Paylaş
Her ülkede iktidarlar, siyasi yelpazedeki muhtelif aktörler, sandıktan Cumhuriyetçi ya da Demokrat bir adayın çıkması ihtimallerinin kendi çıkarları, pozisyonları ve beklentileri açısından bir muhasebesini yapmakla meşgul bugünlerde. Bu durum kuşkusuz Türkiye açısından da geçerli.
Öncelikle tek tek ülkelerden bağımsız olarak genel bir tespit yapmamız gerekir. ABD başkanlık seçimi, her şeyden önce üzerinde yaşadığımız dünyayı özellikle iklim değişikliği ve çevre koşulları başlıklarında nasıl bir geleceğin beklediği sorusunun yanıtı bakımından da önemli.
Bunun gibi kimin kazanacağı uluslararası sistemin yapısı ve işleyişi açısından da bir dizi sonuç doğurmaya aday.
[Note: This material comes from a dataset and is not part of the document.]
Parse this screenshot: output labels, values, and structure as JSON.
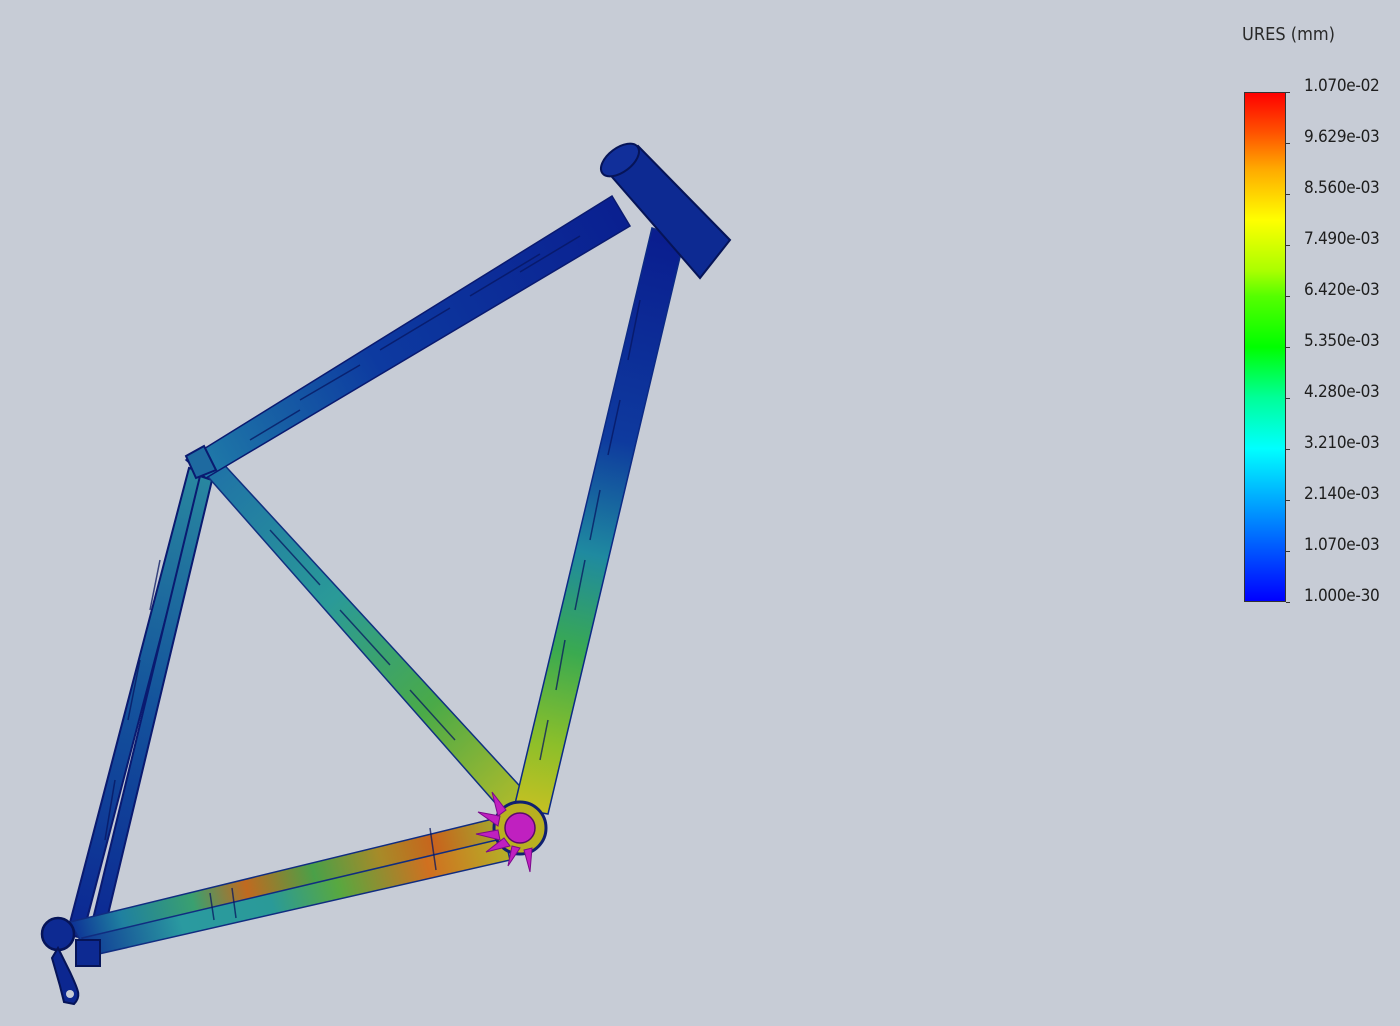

Trump’ın başkanlığı, ABD’nin içine kapanma eğiliminin daha güçlü hissedileceği, Avrupa’ya ve NATO’ya dönük taahhütlerinin zayıfladığı, dolayısıyla Transatlantik işbirliğinin kurumsal olarak gerilediği, temelinde uluslararası sistemdeki çözülmenin hızlandığı bir dünya anlamına gelecektir.
Hangi adayın kazanacağı birçok uluslararası meselenin geleceği açasından da belirleyicilik taşıyacak. Örneğin Biden’ın seçilmesi halinde, ABD’nin İran’la nükleer anlaşmaya yeniden dönmesi beklenen bir adımdır.
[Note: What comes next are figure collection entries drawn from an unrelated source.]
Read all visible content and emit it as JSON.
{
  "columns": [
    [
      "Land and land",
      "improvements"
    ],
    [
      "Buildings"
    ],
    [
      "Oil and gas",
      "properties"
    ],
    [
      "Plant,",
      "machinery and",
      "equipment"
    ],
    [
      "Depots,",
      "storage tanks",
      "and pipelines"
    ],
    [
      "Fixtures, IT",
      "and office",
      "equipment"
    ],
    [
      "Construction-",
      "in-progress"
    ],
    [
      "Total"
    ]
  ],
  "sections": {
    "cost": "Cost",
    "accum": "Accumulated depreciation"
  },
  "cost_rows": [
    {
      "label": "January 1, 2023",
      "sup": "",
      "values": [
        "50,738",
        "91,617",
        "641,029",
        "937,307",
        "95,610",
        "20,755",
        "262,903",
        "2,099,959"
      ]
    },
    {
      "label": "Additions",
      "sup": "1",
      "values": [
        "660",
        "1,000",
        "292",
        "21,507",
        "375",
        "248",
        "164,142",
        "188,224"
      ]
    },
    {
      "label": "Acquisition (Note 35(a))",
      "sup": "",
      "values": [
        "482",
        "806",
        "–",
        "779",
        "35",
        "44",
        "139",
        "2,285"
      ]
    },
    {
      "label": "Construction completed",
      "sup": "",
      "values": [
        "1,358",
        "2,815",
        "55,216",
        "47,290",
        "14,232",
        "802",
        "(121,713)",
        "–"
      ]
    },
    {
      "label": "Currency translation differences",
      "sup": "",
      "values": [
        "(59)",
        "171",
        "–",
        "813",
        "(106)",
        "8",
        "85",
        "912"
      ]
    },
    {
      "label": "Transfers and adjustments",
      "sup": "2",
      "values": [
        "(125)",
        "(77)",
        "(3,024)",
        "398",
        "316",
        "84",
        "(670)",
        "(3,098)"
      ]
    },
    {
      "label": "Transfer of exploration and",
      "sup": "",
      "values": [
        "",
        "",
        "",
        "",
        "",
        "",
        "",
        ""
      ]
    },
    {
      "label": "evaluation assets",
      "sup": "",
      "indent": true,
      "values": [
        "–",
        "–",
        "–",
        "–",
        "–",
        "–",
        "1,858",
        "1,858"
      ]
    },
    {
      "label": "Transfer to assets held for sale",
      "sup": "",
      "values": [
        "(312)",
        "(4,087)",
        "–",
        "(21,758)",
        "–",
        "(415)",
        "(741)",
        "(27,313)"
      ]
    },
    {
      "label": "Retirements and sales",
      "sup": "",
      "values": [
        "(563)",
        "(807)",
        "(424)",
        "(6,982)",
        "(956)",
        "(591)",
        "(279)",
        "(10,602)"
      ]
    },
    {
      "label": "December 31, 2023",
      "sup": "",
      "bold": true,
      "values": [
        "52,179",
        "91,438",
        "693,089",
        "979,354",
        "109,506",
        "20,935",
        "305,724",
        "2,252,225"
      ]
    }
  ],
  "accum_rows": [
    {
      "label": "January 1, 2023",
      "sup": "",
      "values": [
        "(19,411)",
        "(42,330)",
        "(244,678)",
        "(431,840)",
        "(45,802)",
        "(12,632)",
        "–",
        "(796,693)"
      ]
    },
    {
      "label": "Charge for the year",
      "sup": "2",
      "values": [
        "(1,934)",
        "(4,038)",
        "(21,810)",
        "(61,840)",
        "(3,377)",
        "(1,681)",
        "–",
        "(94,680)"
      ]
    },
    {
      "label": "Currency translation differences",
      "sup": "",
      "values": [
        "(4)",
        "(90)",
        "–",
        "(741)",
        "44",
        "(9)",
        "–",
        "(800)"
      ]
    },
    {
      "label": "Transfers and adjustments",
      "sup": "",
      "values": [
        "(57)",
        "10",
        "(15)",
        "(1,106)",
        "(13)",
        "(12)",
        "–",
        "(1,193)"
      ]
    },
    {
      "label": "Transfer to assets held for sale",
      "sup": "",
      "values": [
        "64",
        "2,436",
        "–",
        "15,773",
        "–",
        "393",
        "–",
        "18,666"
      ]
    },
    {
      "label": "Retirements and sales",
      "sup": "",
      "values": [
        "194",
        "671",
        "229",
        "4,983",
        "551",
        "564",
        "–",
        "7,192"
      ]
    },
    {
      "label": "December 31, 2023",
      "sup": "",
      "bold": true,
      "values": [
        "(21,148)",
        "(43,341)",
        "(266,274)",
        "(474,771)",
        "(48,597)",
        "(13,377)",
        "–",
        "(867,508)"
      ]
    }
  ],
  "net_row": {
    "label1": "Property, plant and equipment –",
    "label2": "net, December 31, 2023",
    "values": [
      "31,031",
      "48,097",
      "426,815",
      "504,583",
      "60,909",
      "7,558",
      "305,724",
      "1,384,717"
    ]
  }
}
Bunun gibi birçok konu değişiklik potansiyeli barındırıyor. Bu değişikliklerin kayda değer bir bölümü Türkiye’yi de yakından etkileyecektir. Biden seçilirse nasıl bir Suriye politikası izleyeceği Türkiye açısından hayati önemdedir.
*
Bir de ikinci bir kümede toplayacağımız doğrudan ikili düzeydeki muhtemel sonuçlar var. Bunlar, seçilecek başkanın ve getireceği kadroların doğrudan Türkiye’ye ve Türkiye’de işbaşındaki iktidara bakışlarından ve aynı zamanda kişisel düzeydeki ilişkilerden kaynaklanacak olan sonuçlardır.
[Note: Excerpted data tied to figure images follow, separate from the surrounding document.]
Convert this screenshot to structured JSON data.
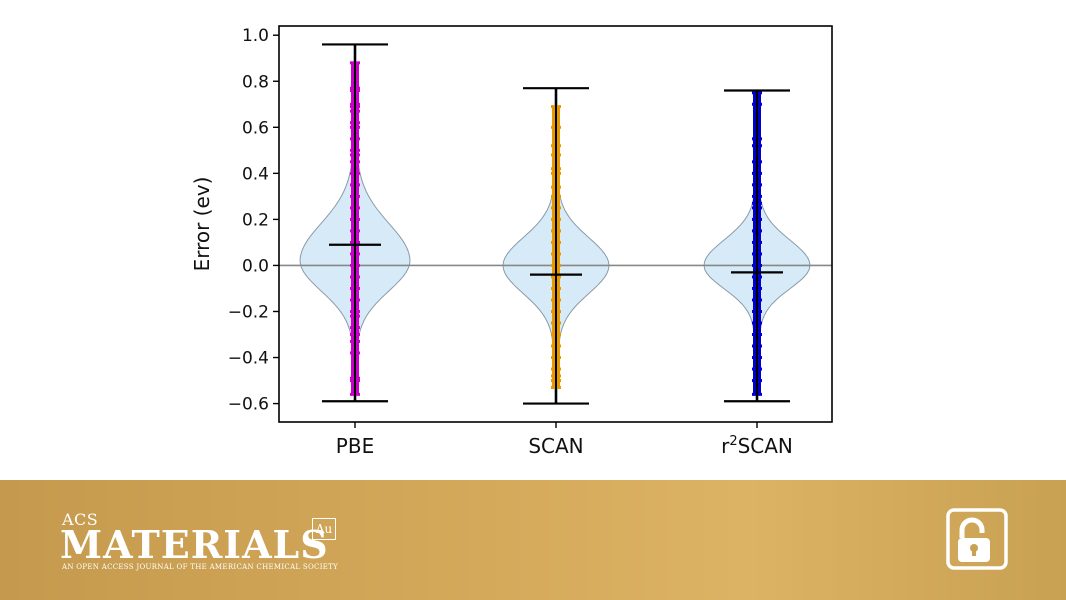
{
  "chart_data": {
    "type": "violin",
    "ylabel": "Error (ev)",
    "xlabel": "",
    "ylim": [
      -0.68,
      1.04
    ],
    "yticks": [
      1.0,
      0.8,
      0.6,
      0.4,
      0.2,
      0.0,
      -0.2,
      -0.4,
      -0.6
    ],
    "ytick_labels": [
      "1.0",
      "0.8",
      "0.6",
      "0.4",
      "0.2",
      "0.0",
      "−0.2",
      "−0.4",
      "−0.6"
    ],
    "reference_line": 0.0,
    "categories": [
      {
        "label": "PBE",
        "color": "#cc00cc",
        "max": 0.96,
        "min": -0.59,
        "mean": 0.09,
        "points": [
          0.88,
          0.77,
          0.76,
          0.7,
          0.69,
          0.67,
          0.62,
          0.6,
          0.55,
          0.5,
          0.48,
          0.45,
          0.4,
          0.35,
          0.3,
          0.25,
          0.2,
          0.15,
          0.1,
          0.05,
          0.0,
          -0.05,
          -0.1,
          -0.15,
          -0.2,
          -0.22,
          -0.27,
          -0.3,
          -0.33,
          -0.38,
          -0.49,
          -0.5,
          -0.56
        ]
      },
      {
        "label": "SCAN",
        "color": "#e69a00",
        "max": 0.77,
        "min": -0.6,
        "mean": -0.04,
        "points": [
          0.69,
          0.6,
          0.52,
          0.48,
          0.42,
          0.4,
          0.34,
          0.3,
          0.25,
          0.2,
          0.15,
          0.1,
          0.05,
          0.0,
          -0.05,
          -0.1,
          -0.15,
          -0.2,
          -0.25,
          -0.3,
          -0.35,
          -0.4,
          -0.45,
          -0.48,
          -0.5,
          -0.53
        ]
      },
      {
        "label": "r²SCAN",
        "label_base": "r",
        "label_sup": "2",
        "label_rest": "SCAN",
        "color": "#0000cc",
        "max": 0.76,
        "min": -0.59,
        "mean": -0.03,
        "points": [
          0.75,
          0.7,
          0.55,
          0.52,
          0.45,
          0.4,
          0.35,
          0.3,
          0.27,
          0.25,
          0.2,
          0.15,
          0.1,
          0.05,
          0.0,
          -0.05,
          -0.1,
          -0.15,
          -0.2,
          -0.25,
          -0.3,
          -0.35,
          -0.4,
          -0.45,
          -0.5,
          -0.56
        ]
      }
    ],
    "grid": false,
    "legend": "none"
  },
  "footer": {
    "acs": "ACS",
    "materials": "MATERIALS",
    "au": "Au",
    "tagline": "AN OPEN ACCESS JOURNAL OF THE AMERICAN CHEMICAL SOCIETY",
    "open_access_icon": "open-lock-icon"
  },
  "colors": {
    "violin_fill": "#d6ebf7",
    "violin_edge": "#8a9aa8",
    "footer_gold": "#d4a95a"
  }
}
Trump ile Cumhurbaşkanı Recep Tayyip Erdoğan arasında şahsi düzeyde yakın, sıcak bir ilişki kurulmuş olduğu için Cumhuriyetçi adayın kazanmasının tercihe şayan olacağı yolunda yaygın bir görüş var. Türkiye’de en azından iktidar cenahındaki bakış bu yönde şekilleniyor.
Kuşkusuz Trump seçeneğinin bir dizi artısı var Erdoğan cephesinde. Söz gelimi, Erdoğan bir mesele çıktığında, kendisiyle konuşma ihtiyacı duyduğunda karşısında kolaylıkla ulaşabildiği, sıkça aynı frekansta buluşabildiği bir ABD başkanı bulabiliyordu. Dahası, Erdoğan ile Trump bazı meselelerde ABD’deki güvenlik bürokrasinin itirazlarına rağmen aralarında bazı hareket tarzları geliştirebiliyorlardı.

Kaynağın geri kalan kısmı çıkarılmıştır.